Organizations make the best effort on automating and removing paper documents from core business functions and processes.
One example is clinical trials in the pharmaceutical industry. Clinical trials are essential to the new drug approval process and even 10 years ago were usually paper-based, with patients filling out diaries by hand. Today, those paper accounts have largely been replaced by electronic patient reporting to capture information, which leads to more timely and accurate responses by the patient and higher quality data for the pharmaceutical company to analyze.
However, there are still a lot of paper-based documents.
Even though paper documents are digitized somewhere during the workflow sequence, they begin as paper and are often stored as paper.
Organizations are moving from paper documents to digital, but this shift is not complete. Thus, a content management system must acknowledge the existence of paper documents.
Security is foremost in organizations. Part of content management is ensuring that sensitive data is secure in an organization. This means identifying content and its access permissions accordingly.
Safeguarding content is important on both the consumer and the enterprise level.
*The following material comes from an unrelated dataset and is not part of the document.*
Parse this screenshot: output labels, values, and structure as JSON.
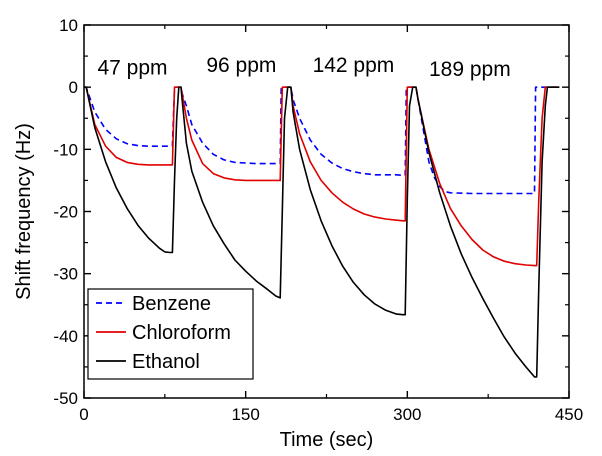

Today’s content is more distributed than ever before. It is not locked up, secured, and then made compliant. Instead, content exists, and sometimes is created outside the enterprise. However, organizations must secure content.
Security is also a function of compliance. Compliance must be in place for all systems. Keeping up with what constitutes compliance and with updates in regulatory requirements should be mandatory.
What about business rules? Every organization has some business rules, and enterprise content systems must conform to these rules. However, even though rules sometimes seem hardwired, they can change and systems need to change when rules change.
Impact on Enterprise Content Management
Digital transformation profoundly affects enterprise content management. Cleaning out the information closets starts with identifying what the organizations needs today and what no longer needed today but might be needed in the future.
Organizations must execute a set of strategies to ensure the content clutter is under control. Enterprise content management is not simply a technical issue. It is rooted in the human element.
Becoming a digital enterprise and building a digital platform comes with the territory of digital transformation. Still, essential elements of content management must be addressed. Determining value of stored content is extremely important.